Sin embargo, podemos elevarnos a otro estado de conciencia más allá desde la reproducción de las experiencias de la inteligencia. Existen ciertas formas o estados de actividad productora, en las que el espíritu del hombre se convierte en creador y puede dar a luz cosas jamás vistas, completamente nuevas. Tal es el estado del alma del escultor, por ejemplo, en el momento en que concibe o ve, como en un relámpago, ante su espíritu, la forma de una estatua cuyo modelo jamás ha visto. Tal el estado del alma del poeta que concibe una obra maestra de un golpe, en una visión creadora de su espíritu.
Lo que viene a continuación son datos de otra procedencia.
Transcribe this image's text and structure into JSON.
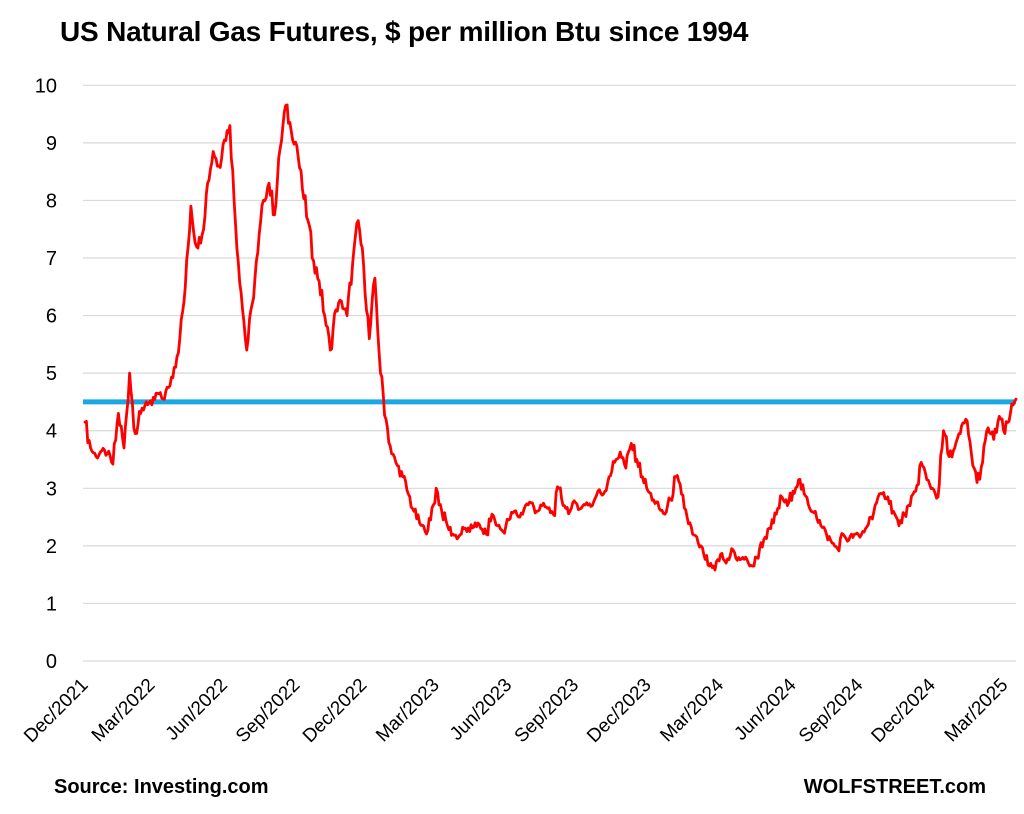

Esta fuerza productiva no inspira ideas de orden intelectual, sino sentimientos de orden espiritual. Observemos la gallina que incuba sus huevos. Está completamente absorbida en la incubación y experimenta con ello un sentimiento de voluptuosidad, en el que entrevé, como en un sueño, la eclosión del pollito alado. Esta voluptuosidad de la creación se encuentra en todas las etapas del cosmos y desprende un calor análogo. Si uno se representa la inteligencia universal como el mundo de los pensamientos accesibles al Yo Superior (Manas), se percibe en seguida que esta fuerza del calor que compenetra el Universo, emana de la fuente creadora de toda vida (el Espíritu de Vida, Budji) y así puede presentirse ese mundo de productividad que existía antes que el nuestro, que incubaba, por así decirlo, el nuestro. De esta manera se eleva uno de Manasa Budji y de Budji a Atma. El Verbo que engendró el Yo del hombre, el Microcosmos, es el tercer Logos.

Si entonces se representa uno la fuerza del Yo Superior del hombre -de Manas extendida a todo el Universo, como un calor que engendra la vida, llegaremos al Segundo Logos, que engendra la vida microcósmica, de la cual el alma humana posee un reflejo en sus actividades creadoras (Espíritu Viviente-Budji). Su fuente común es el Primer Logos, el Dios Insondable, el centro de toda manifestación.

Desde los más antiguos tiempos el Ocultismo ha representado estos Tres Logos con los signos siguientes: Primer Logos Segundo Logos Tercer Logos – Dios Macrocosmos Microcosmos resumiéndoles en la cifra 7-7-7, número esotérico de los tres Logos. Su número exotérico es la multiplicación sucesiva de estos tres septenarios evolutivos, o sea 343.